Performance Budgeting Reforms Gather Pace in Latin America
Posted by Marc Robinson
Performance budgeting reforms are being pursued with impressive vigour in Latin America today. This was made very clear to the thousand or so participants from 41 countries who attended an International Conference on Performance Budgeting held Mexico City on June 9-10, 2008. The conference heard in detail about developments in Mexico, Colombia, Brazil, as well as in various OECD countries outside the region.
In Mexico, a new budget law passed in 2006 has reinforced efforts under way for some years to build a strong foundation of program evaluation and performance indicators to inform the budget process. A massive effort is underway to create “logframes”—statements of program outcomes and outputs, with supporting indicators and other information—for all government expenditure. In 2008 alone, 17 major programs will be subject to evaluation, and the aim is that by 2010 at least 75 percent of programs will have been evaluated. Leading these efforts is the Ministry of Finance, with a key guiding role being played by Vice-Minister for Expenditure Dionisio Perez-Jacome.
Chile stands out as a regional (and indeed international) beacon of performance budgeting reform, having built a strikingly successful system over a period of more than a decade. It has been a path-finder in developing the role of practical program evaluation in the budget process. In part because of the influence of the Chilean model, this has now a world-wide trend—as the conference heard in presentations on recent initiatives in Canada, Australia and Korea.

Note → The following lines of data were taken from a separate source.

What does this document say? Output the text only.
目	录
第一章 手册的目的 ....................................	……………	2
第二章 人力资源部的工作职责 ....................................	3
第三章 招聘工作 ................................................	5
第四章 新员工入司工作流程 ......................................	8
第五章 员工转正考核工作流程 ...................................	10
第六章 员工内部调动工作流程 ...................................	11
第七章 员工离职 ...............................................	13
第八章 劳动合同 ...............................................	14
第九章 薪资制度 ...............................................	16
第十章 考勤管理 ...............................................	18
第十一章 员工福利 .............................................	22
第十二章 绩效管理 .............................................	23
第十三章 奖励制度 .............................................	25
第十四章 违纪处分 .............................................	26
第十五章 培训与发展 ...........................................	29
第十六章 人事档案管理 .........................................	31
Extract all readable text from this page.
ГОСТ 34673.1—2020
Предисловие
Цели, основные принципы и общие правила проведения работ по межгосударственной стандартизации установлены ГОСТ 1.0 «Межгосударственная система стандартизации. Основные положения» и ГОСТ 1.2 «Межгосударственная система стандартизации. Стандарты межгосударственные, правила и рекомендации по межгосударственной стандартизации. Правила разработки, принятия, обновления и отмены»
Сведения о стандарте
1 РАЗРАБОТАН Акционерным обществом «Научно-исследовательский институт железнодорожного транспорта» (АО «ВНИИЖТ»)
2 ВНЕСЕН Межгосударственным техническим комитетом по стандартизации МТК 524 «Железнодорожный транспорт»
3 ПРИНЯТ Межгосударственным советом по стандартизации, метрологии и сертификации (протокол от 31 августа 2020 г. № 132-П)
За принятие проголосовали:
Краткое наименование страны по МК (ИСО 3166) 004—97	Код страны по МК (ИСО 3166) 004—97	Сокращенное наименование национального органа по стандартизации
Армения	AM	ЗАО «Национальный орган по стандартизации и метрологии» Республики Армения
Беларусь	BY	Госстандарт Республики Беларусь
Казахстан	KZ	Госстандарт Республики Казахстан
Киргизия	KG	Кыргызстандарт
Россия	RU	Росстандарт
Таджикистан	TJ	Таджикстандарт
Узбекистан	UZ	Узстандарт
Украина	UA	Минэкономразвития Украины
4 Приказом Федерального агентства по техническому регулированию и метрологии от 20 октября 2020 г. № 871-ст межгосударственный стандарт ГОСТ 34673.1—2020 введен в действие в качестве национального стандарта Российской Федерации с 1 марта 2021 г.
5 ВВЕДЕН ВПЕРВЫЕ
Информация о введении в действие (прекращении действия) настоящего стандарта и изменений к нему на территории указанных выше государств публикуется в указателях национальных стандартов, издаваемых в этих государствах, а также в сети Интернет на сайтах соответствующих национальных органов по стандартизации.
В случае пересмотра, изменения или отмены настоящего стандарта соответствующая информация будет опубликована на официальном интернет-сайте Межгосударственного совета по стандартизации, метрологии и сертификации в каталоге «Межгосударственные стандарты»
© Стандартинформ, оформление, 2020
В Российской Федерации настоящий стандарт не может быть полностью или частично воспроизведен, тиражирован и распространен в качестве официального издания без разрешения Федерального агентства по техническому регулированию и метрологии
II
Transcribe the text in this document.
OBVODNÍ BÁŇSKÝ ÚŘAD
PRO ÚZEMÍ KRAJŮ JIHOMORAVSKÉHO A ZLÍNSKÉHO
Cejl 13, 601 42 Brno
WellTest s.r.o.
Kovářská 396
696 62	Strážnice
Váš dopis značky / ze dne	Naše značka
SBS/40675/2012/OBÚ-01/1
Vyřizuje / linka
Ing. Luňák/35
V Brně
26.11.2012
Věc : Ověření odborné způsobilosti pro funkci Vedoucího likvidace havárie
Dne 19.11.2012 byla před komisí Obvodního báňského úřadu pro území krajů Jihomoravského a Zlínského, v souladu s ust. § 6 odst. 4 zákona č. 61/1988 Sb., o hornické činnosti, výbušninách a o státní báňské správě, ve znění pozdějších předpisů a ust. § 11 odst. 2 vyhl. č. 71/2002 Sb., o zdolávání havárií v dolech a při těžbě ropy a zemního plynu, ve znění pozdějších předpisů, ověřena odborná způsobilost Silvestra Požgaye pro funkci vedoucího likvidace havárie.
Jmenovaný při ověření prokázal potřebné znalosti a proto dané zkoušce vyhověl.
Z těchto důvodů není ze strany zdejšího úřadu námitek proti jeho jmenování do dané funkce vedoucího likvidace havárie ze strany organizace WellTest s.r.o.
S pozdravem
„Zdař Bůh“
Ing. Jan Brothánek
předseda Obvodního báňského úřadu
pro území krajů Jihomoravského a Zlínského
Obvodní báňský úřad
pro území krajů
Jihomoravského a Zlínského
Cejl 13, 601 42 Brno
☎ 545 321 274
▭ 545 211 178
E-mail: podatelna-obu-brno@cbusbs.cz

The interest across the continent in performance budgeting reflects an awareness that, with economic performance strong and many governments enjoying strong fiscal positions, improving the quality of public expenditure has become a top priority. However, as speaker after speaker emphasized, performance budgeting is just one element in the wider set of reforms required to improve expenditure quality. Civil service reforms, improved accountability mechanisms, administrative restructuring—just to mention some of the elements—are all essential.
The conference was organized by the World Bank, Inter-American Development Bank, OECD and Mexican Ministry of Finance, with participation by the IMF. IMF staff made two presentations, respectively on the U.K. experience and the information requirements of performance budgeting. The main conference was followed by a first-rate seminar for the Ministry of Finance organized by the OECD, on nuts-and-bolts aspects of performance budgeting.